Раз за разом мама совершала ошибку, которая стоила ей личного счастья: вместо того чтобы готовиться к худшему и думать о лучшем, она думала о худшем и не надеялась на лучшее. Сама того не сознавая и не желая, она своей жалостью к себе самой впрыскивала каплю яда в жизнь каждого члена семьи, в первую очередь – в свою собственную.

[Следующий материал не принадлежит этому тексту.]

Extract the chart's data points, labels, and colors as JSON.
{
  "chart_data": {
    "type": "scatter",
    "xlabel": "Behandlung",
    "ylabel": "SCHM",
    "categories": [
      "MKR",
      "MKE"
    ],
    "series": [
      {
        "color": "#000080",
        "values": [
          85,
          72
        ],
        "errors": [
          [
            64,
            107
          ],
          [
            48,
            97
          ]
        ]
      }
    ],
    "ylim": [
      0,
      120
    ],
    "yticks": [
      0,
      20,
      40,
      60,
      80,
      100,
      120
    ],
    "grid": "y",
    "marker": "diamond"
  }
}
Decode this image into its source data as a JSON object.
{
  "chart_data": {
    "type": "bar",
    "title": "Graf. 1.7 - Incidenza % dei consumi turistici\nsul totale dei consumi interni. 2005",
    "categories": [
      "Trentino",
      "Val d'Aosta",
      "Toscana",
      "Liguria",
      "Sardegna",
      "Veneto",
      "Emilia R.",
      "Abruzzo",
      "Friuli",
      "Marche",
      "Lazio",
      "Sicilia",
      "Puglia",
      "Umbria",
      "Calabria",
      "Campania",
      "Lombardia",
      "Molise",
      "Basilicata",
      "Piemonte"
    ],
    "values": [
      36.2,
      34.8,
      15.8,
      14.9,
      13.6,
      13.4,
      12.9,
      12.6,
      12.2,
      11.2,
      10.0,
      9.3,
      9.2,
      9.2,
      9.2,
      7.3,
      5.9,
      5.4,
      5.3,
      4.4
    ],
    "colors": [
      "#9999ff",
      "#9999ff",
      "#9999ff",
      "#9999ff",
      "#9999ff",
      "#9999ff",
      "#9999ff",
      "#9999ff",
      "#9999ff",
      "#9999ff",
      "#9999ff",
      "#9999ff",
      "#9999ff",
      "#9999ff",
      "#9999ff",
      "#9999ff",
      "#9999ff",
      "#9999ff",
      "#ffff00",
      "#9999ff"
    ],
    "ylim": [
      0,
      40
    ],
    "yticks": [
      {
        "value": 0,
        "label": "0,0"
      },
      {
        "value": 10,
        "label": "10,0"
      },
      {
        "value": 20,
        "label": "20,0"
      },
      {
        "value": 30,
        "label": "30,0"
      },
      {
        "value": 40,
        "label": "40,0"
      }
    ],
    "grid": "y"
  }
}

Папа мой, думается мне, безвинным не был, не с неба же на него валились мамины кризисы. Прямая противоположность жене, Борис Адмиралов являл собой самодостаточного, абсолютно цельного человека, который отделял собственное «я» от семьи и вообще был сам по себе. Он всегда вставал у штурвала, а если же кто осмеливался сменить курс, заданный капитаном, – твердо выправлял руль обратно. Да, он был упрямым, эгоистичным, он был жестоким, в конце концов, и временами невыносимым, однако семейные узы были для него нерушимы.
Повзрослев, я наблюдала мамины самоказни и давалась диву: чего ж ей унывать, чего горевать из-за всякой всячины? Мама вышла замуж за мужчину, который ее боготворил и в котором она сама не чаяла души. Жила роскошно, в то время как народ в разных уголках Союза голодал, бедствовал, буквально дрался за жизнь. Она родила дочку, которая, может, не отличалась кротким характером и поселила на матушкиной красивой голове немало седых волос, зато эта дочка искренне любила ее.
Позиция жертвы покалечила маму. И я не желала повторять ее путь. Стоило мне придать переживаниям чересчур большое значение, я корила саму себя и вспоминала взгляд матери, полный вселенской тоски. Эти ее печальные глаза стали для меня чем-то вроде маяка, только вел тот маяк в никуда.